MESH DISPERSION MINIMIZATION ALGORITHMS WITHIN EXPLICIT FINITE-DIFFERENCE SCHEMES TO CALCULATE TRANSIENT WAVE PROCESSES IN ELASTIC MEDIA AND COMPOSITE STRUCTURES

Abstract

Precise calculation of wave fronts and high-gradient components is always of utmost importance for problems of numerical simulation of wave processes in media and composite structures. The usage mesh algorithms come across specific obstacles, which do not allow to accurately calculate such disturbances localized at the loading area or propagated with time. One of such obstacles (notably in the problems with singularities) is the spurious effect caused by the mesh dispersion responsible for the emergence of high-frequency “parasite” oscillations damaged the computer solution.

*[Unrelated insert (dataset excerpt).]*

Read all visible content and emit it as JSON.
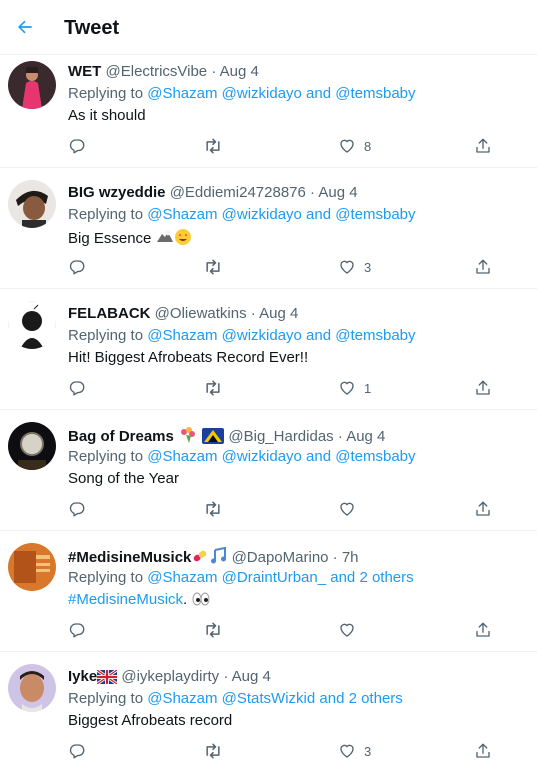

In this work, advanced numerical algorithms within the explicit finite-difference scheme are developed exactly for very purpose – to precisely calculate wave processes with singularities. The algorithms are constructed with the condition that dependence domains are the same (or maximally closed) in differential and difference equations corresponding to continual and discrete models, respectively. In the designed algorithms, the influence of spurious effects of numerical dispersion is suppressed (or essentially minimized) that allows discontinuities in fronts and high-gradient components to be accurately calculated. A set of examples of computer simulations of linear and nonlinear wave processes are presented. Among them are (a) impact propagation in a waveguide resting on an elastic foundation, (b) cylindrical and spherical waves, and (c) wave propagation and fracture pattern in a unidirectional composite. Comparison of results calculated by conventional and developed algorithms clearly shows the advantage of the latter. To this end, precise numerical solutions (in mesh points of the discrete space) are obtained for the problems listed above.